In deze zaak heeft de Rechtbank Noord-Nederland op 25 juli 2018 uitspraak gedaan in een bodemprocedure over de indicatie voor zorg onder de Wet langdurige zorg (Wlz). Eiser, geboren in 1971, heeft een aanvraag ingediend voor een zwaarder zorgprofiel vanwege diverse medische aandoeningen, waaronder een licht verstandelijke beperking, hersenbeschadiging, COPD en een chronische alvleesklierontsteking. Verweerder, het Centrum Indicatiestelling Zorg (CIZ), heeft eiser op basis van zijn medische adviezen geïndiceerd voor het zorgprofiel VG Wonen met begeleiding en verzorging, maar heeft de aanvraag voor een zwaarder zorgprofiel afgewezen. Eiser heeft hiertegen bezwaar gemaakt en beroep ingesteld.

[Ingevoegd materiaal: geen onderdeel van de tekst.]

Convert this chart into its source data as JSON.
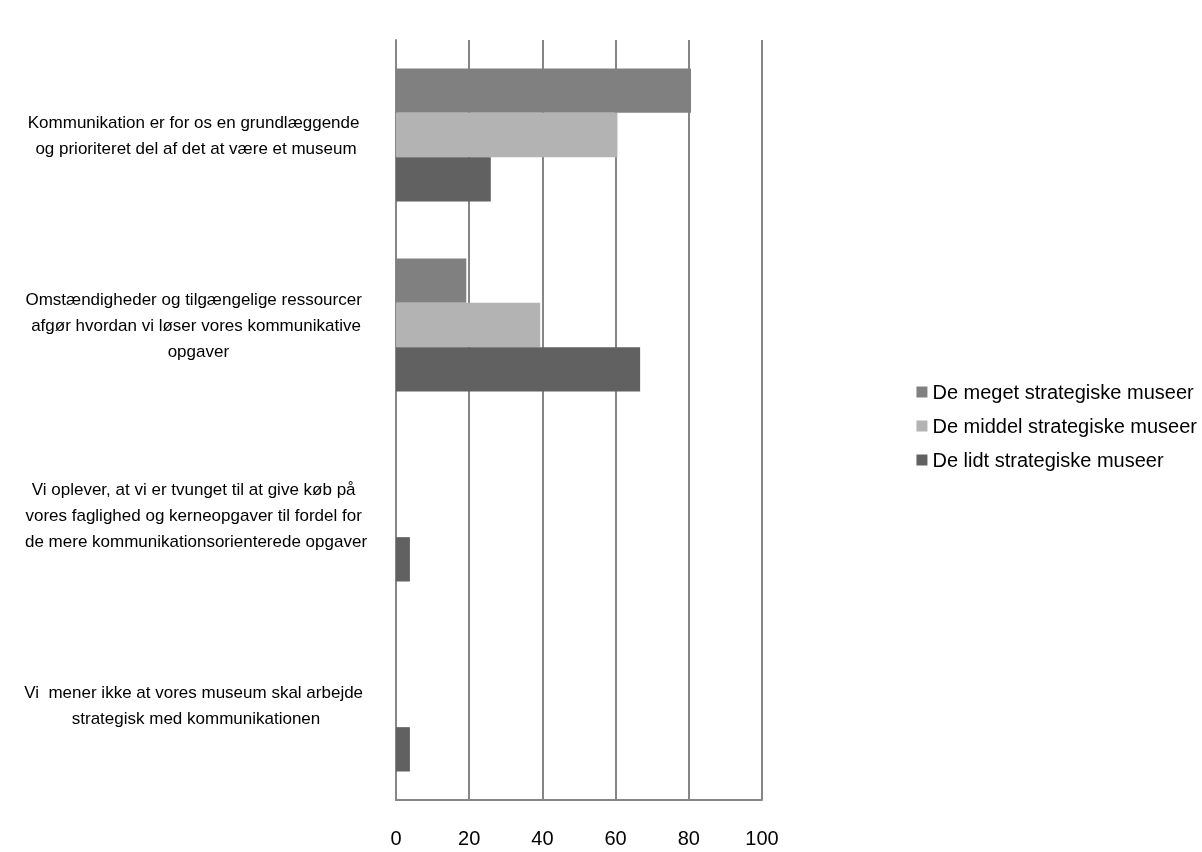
{
  "chart_data": {
    "type": "bar",
    "orientation": "horizontal",
    "categories": [
      "Kommunikation er for os en grundlæggende og prioriteret del af det at være et museum",
      "Omstændigheder og tilgængelige ressourcer afgør hvordan vi løser vores kommunikative opgaver",
      "Vi oplever, at vi er tvunget til at give køb på vores faglighed og kerneopgaver til fordel for de mere kommunikationsorienterede opgaver",
      "Vi  mener ikke at vores museum skal arbejde strategisk med kommunikationen"
    ],
    "series": [
      {
        "name": "De meget strategiske museer",
        "color": "#808080",
        "values": [
          80.6,
          19.2,
          0,
          0
        ]
      },
      {
        "name": "De middel strategiske museer",
        "color": "#b3b3b3",
        "values": [
          60.5,
          39.4,
          0,
          0
        ]
      },
      {
        "name": "De lidt strategiske museer",
        "color": "#616161",
        "values": [
          25.9,
          66.7,
          3.8,
          3.8
        ]
      }
    ],
    "xlim": [
      0,
      100
    ],
    "xticks": [
      0,
      20,
      40,
      60,
      80,
      100
    ],
    "grid": "x",
    "legend": "right"
  }
}
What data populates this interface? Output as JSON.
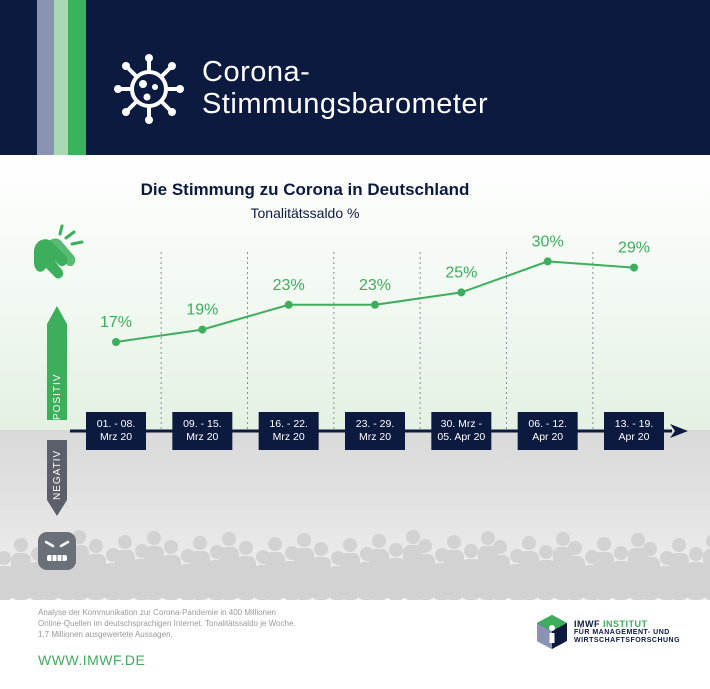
{
  "header": {
    "title_line1": "Corona-",
    "title_line2": "Stimmungsbarometer",
    "stripe_colors": [
      "#8b93b3",
      "#a8d8b4",
      "#39b45a"
    ]
  },
  "chart_data": {
    "type": "line",
    "title": "Die Stimmung zu Corona in Deutschland",
    "subtitle": "Tonalitätssaldo %",
    "categories": [
      [
        "01. - 08.",
        "Mrz 20"
      ],
      [
        "09. - 15.",
        "Mrz 20"
      ],
      [
        "16. - 22.",
        "Mrz 20"
      ],
      [
        "23. - 29.",
        "Mrz 20"
      ],
      [
        "30. Mrz -",
        "05. Apr 20"
      ],
      [
        "06. - 12.",
        "Apr 20"
      ],
      [
        "13. - 19.",
        "Apr 20"
      ]
    ],
    "values": [
      17,
      19,
      23,
      23,
      25,
      30,
      29
    ],
    "value_labels": [
      "17%",
      "19%",
      "23%",
      "23%",
      "25%",
      "30%",
      "29%"
    ],
    "positive_label": "POSITIV",
    "negative_label": "NEGATIV",
    "line_color": "#3cae5c",
    "box_color": "#0c1a40"
  },
  "footer": {
    "note_lines": [
      "Analyse der Kommunikation zur Corona-Pandemie in 400 Millionen",
      "Online-Quellen im deutschsprachigen Internet. Tonalitätssaldo je Woche.",
      "1,7 Millionen ausgewertete Aussagen."
    ],
    "url": "WWW.IMWF.DE",
    "logo_brand": "IMWF",
    "logo_institut": "INSTITUT",
    "logo_line2": "FÜR MANAGEMENT- UND",
    "logo_line3": "WIRTSCHAFTSFORSCHUNG"
  }
}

De rechtbank heeft vastgesteld dat de adviezen van de medisch adviseurs van het CIZ zorgvuldig tot stand zijn gekomen en dat de inhoud ervan inzichtelijk en concludent is. De rechtbank heeft de relevante wetgeving en beleidsregels, waaronder de Beleidsregels indicatiestelling WLZ 2017, in overweging genomen. De rechtbank concludeert dat eiser niet voldoet aan de voorwaarden voor een indicatie op basis van de grondslag verstandelijke handicap (VG) en dat er geen blijvende behoefte aan 24 uur zorg in de nabijheid kan worden vastgesteld op basis van de grondslag somatiek.
Uiteindelijk heeft de rechtbank het beroep van eiser ongegrond verklaard, wat betekent dat de beslissing van het CIZ om eiser niet te indiceren voor een zwaarder zorgprofiel in stand blijft. De rechtbank heeft geen aanleiding gezien voor een proceskostenveroordeling.